Dann, 1993, der Handschlag vor dem Weißen Haus, der Oslo-Friedensprozess, der Yassir Arafat gemeinsam mit Yitzhak Rabin und Shimon Peres den Friedensnobelpreis einträgt: eine Grundsatzabmachung zwischen Israel und den Palästinensern, in die jeder das Seine hineinlegt, Sicherheit für Israel, einen Staat für Palästina. Arafat kehrt im Triumph nach Palästina zurück. Als Politiker – er wird gewählter Präsident der Autonomiebehörde – scheitert er: Machterhalt – der auch mittels Korruption und Bewaffnung betrieben wird – und nicht Nation-Building oder Good Governance sind die Prioritäten seiner Regierung. Wobei aber auch der "Friedenspartner" verhindert, dass je ein Normalzustand eintreten kann: In den Oslo-Jahren verdoppelt Israel die Zahl der Siedler in den besetzten Gebieten. Ein zu früh und schlecht vorbereiteter – der abgehende US-Präsident Bill Clinton glaubt, sich schnell ein politisches Denkmal setzen zu können – Gipfel in Camp David zwischen Arafat und Ehud Barak geht 2000 schief. Clinton benennt, zum späteren Unbehagen auch seiner Berater, einen einzigen Schuldigen: Yassir Arafat.

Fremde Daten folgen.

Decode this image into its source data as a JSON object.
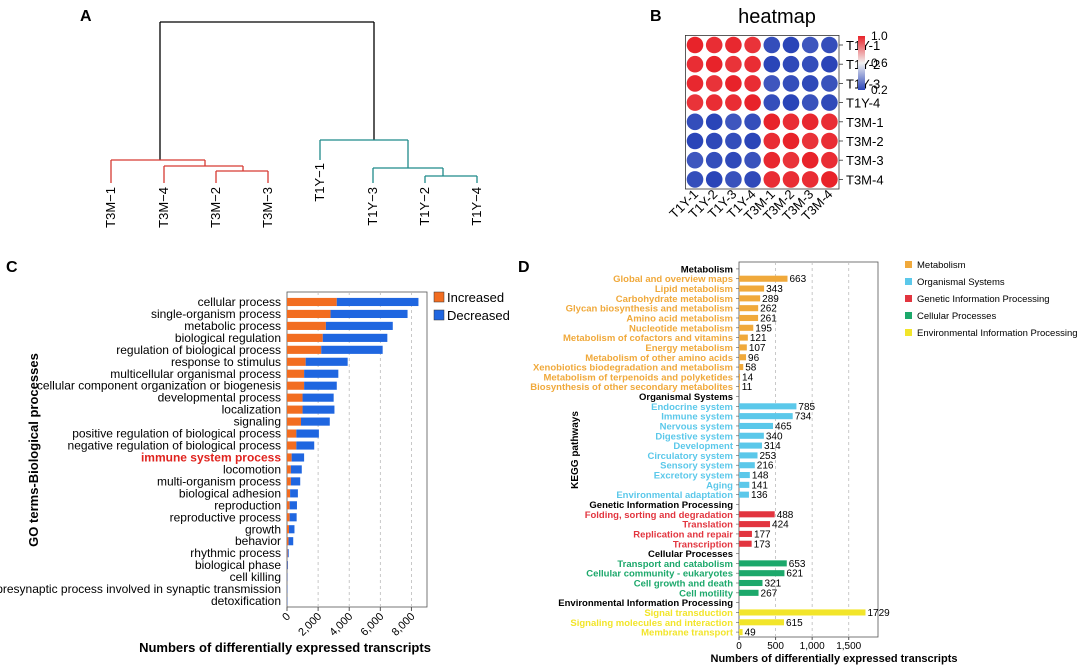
{
  "panel_labels": {
    "a": "A",
    "b": "B",
    "c": "C",
    "d": "D"
  },
  "chart_data": [
    {
      "type": "dendrogram",
      "panel": "A",
      "leaves": [
        "T3M−1",
        "T3M−4",
        "T3M−2",
        "T3M−3",
        "T1Y−1",
        "T1Y−3",
        "T1Y−2",
        "T1Y−4"
      ],
      "clusters": [
        {
          "name": "T3M",
          "color": "#d63a33"
        },
        {
          "name": "T1Y",
          "color": "#1f8a8a"
        }
      ]
    },
    {
      "type": "heatmap",
      "panel": "B",
      "title": "heatmap",
      "rows": [
        "T1Y-1",
        "T1Y-2",
        "T1Y-3",
        "T1Y-4",
        "T3M-1",
        "T3M-2",
        "T3M-3",
        "T3M-4"
      ],
      "cols": [
        "T1Y-1",
        "T1Y-2",
        "T1Y-3",
        "T1Y-4",
        "T3M-1",
        "T3M-2",
        "T3M-3",
        "T3M-4"
      ],
      "scale_ticks": [
        "1.0",
        "0.6",
        "0.2"
      ],
      "scale_range": [
        0.2,
        1.0
      ],
      "values": [
        [
          1.0,
          0.98,
          0.99,
          0.97,
          0.22,
          0.2,
          0.24,
          0.22
        ],
        [
          0.98,
          1.0,
          0.97,
          0.98,
          0.2,
          0.21,
          0.22,
          0.2
        ],
        [
          0.99,
          0.97,
          1.0,
          0.98,
          0.24,
          0.22,
          0.21,
          0.23
        ],
        [
          0.97,
          0.98,
          0.98,
          1.0,
          0.22,
          0.2,
          0.23,
          0.21
        ],
        [
          0.22,
          0.2,
          0.24,
          0.22,
          1.0,
          0.98,
          0.99,
          0.98
        ],
        [
          0.2,
          0.21,
          0.22,
          0.2,
          0.98,
          1.0,
          0.97,
          0.98
        ],
        [
          0.24,
          0.22,
          0.21,
          0.23,
          0.99,
          0.97,
          1.0,
          0.98
        ],
        [
          0.22,
          0.2,
          0.23,
          0.21,
          0.98,
          0.98,
          0.98,
          1.0
        ]
      ],
      "colors": {
        "high": "#e8232a",
        "mid": "#f2f2f2",
        "low": "#2a45b8"
      }
    },
    {
      "type": "bar",
      "orientation": "horizontal",
      "stacked": true,
      "panel": "C",
      "ylabel": "GO terms-Biological processes",
      "xlabel": "Numbers of differentially expressed transcripts",
      "xlim": [
        0,
        9000
      ],
      "xticks": [
        0,
        2000,
        4000,
        6000,
        8000
      ],
      "xtick_labels": [
        "0",
        "2,000",
        "4,000",
        "6,000",
        "8,000"
      ],
      "legend": [
        {
          "name": "Increased",
          "color": "#f26d21"
        },
        {
          "name": "Decreased",
          "color": "#1f66e0"
        }
      ],
      "highlight": {
        "label": "immune system process",
        "color": "#e0231e"
      },
      "categories": [
        "cellular process",
        "single-organism process",
        "metabolic process",
        "biological regulation",
        "regulation of biological process",
        "response to stimulus",
        "multicellular organismal process",
        "cellular component organization or biogenesis",
        "developmental process",
        "localization",
        "signaling",
        "positive regulation of biological process",
        "negative regulation of biological process",
        "immune system process",
        "locomotion",
        "multi-organism process",
        "biological adhesion",
        "reproduction",
        "reproductive process",
        "growth",
        "behavior",
        "rhythmic process",
        "biological phase",
        "cell killing",
        "presynaptic process involved in synaptic transmission",
        "detoxification"
      ],
      "series": [
        {
          "name": "Increased",
          "values": [
            3200,
            2800,
            2500,
            2300,
            2200,
            1200,
            1100,
            1100,
            1000,
            1000,
            900,
            600,
            600,
            300,
            250,
            250,
            200,
            170,
            170,
            130,
            100,
            40,
            20,
            15,
            10,
            10
          ]
        },
        {
          "name": "Decreased",
          "values": [
            5250,
            4950,
            4300,
            4150,
            3950,
            2700,
            2200,
            2100,
            2000,
            2050,
            1850,
            1450,
            1150,
            800,
            700,
            600,
            500,
            470,
            450,
            350,
            300,
            70,
            40,
            20,
            20,
            20
          ]
        }
      ]
    },
    {
      "type": "bar",
      "orientation": "horizontal",
      "panel": "D",
      "ylabel": "KEGG pathways",
      "xlabel": "Numbers of differentially expressed transcripts",
      "xlim": [
        0,
        1900
      ],
      "xticks": [
        0,
        500,
        1000,
        1500
      ],
      "xtick_labels": [
        "0",
        "500",
        "1,000",
        "1,500"
      ],
      "groups": [
        {
          "name": "Metabolism",
          "color": "#f0a93b",
          "items": [
            {
              "label": "Global and overview maps",
              "value": 663
            },
            {
              "label": "Lipid metabolism",
              "value": 343
            },
            {
              "label": "Carbohydrate metabolism",
              "value": 289
            },
            {
              "label": "Glycan biosynthesis and metabolism",
              "value": 262
            },
            {
              "label": "Amino acid metabolism",
              "value": 261
            },
            {
              "label": "Nucleotide metabolism",
              "value": 195
            },
            {
              "label": "Metabolism of cofactors and vitamins",
              "value": 121
            },
            {
              "label": "Energy metabolism",
              "value": 107
            },
            {
              "label": "Metabolism of other amino acids",
              "value": 96
            },
            {
              "label": "Xenobiotics biodegradation and metabolism",
              "value": 58
            },
            {
              "label": "Metabolism of terpenoids and polyketides",
              "value": 14
            },
            {
              "label": "Biosynthesis of other secondary metabolites",
              "value": 11
            }
          ]
        },
        {
          "name": "Organismal Systems",
          "color": "#5bc8ea",
          "items": [
            {
              "label": "Endocrine system",
              "value": 785
            },
            {
              "label": "Immune system",
              "value": 734
            },
            {
              "label": "Nervous system",
              "value": 465
            },
            {
              "label": "Digestive system",
              "value": 340
            },
            {
              "label": "Development",
              "value": 314
            },
            {
              "label": "Circulatory system",
              "value": 253
            },
            {
              "label": "Sensory system",
              "value": 216
            },
            {
              "label": "Excretory system",
              "value": 148
            },
            {
              "label": "Aging",
              "value": 141
            },
            {
              "label": "Environmental adaptation",
              "value": 136
            }
          ]
        },
        {
          "name": "Genetic Information Processing",
          "color": "#e2353f",
          "items": [
            {
              "label": "Folding, sorting and degradation",
              "value": 488
            },
            {
              "label": "Translation",
              "value": 424
            },
            {
              "label": "Replication and repair",
              "value": 177
            },
            {
              "label": "Transcription",
              "value": 173
            }
          ]
        },
        {
          "name": "Cellular Processes",
          "color": "#1ca86b",
          "items": [
            {
              "label": "Transport and catabolism",
              "value": 653
            },
            {
              "label": "Cellular community - eukaryotes",
              "value": 621
            },
            {
              "label": "Cell growth and death",
              "value": 321
            },
            {
              "label": "Cell motility",
              "value": 267
            }
          ]
        },
        {
          "name": "Environmental Information Processing",
          "color": "#f2e52a",
          "items": [
            {
              "label": "Signal transduction",
              "value": 1729
            },
            {
              "label": "Signaling molecules and interaction",
              "value": 615
            },
            {
              "label": "Membrane transport",
              "value": 49
            }
          ]
        }
      ]
    }
  ]
}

Willig nimmt nicht nur die israelische Rechte, die Oslo von Anfang an bekämpft hat, sondern auch die enttäuschte Linke die Erklärung Clintons auf: Arafat wollte ja nie wirklich Frieden. Genau dasselbe Muster gibt es auf palästinensischer Seite: Die Israelis wollten ja nie wirklich Frieden.

Intifada

Die Intifada im September 2000: Laut israelischem Narrativ von Arafat bewusst losgebrochen, auf alle Fälle nicht verhindert, Realpolitik à la Arafat, der ja auch deshalb so lange unbestrittener Führer war, weil er destruktiven Instinkten der radikalen Palästinenser nachgab, wenn er glaubte, dass es ihm nützt: Und wieder Terrorismus gegen israelische Zivilisten. Mit israelischen Antworten, die schon rein statistisch eine klare Sprache sprechen. Die USA intervenieren anfangs, später fast nicht mehr, mit Befriedungsvorschlägen, abgenickt, schubladisiert: Tenet-, Mitchell-, Zinni-Plan, Roadmap. Arafat wird im Dezember 2001 in seinem halb zerstörten Hauptquartier – ein Symbol für die Zertrümmerung der palästinensischen Autonomie – in Ramallah festgesetzt: Er weiß, wenn er es verlässt, wenn er Palästina verlässt, wird er nie wieder zurückkehren, Israel wird es verweigern. Nun darf er zurück, wenn auch nicht nach Jerusalem. (Gudrun Harrer/DER STANDARD)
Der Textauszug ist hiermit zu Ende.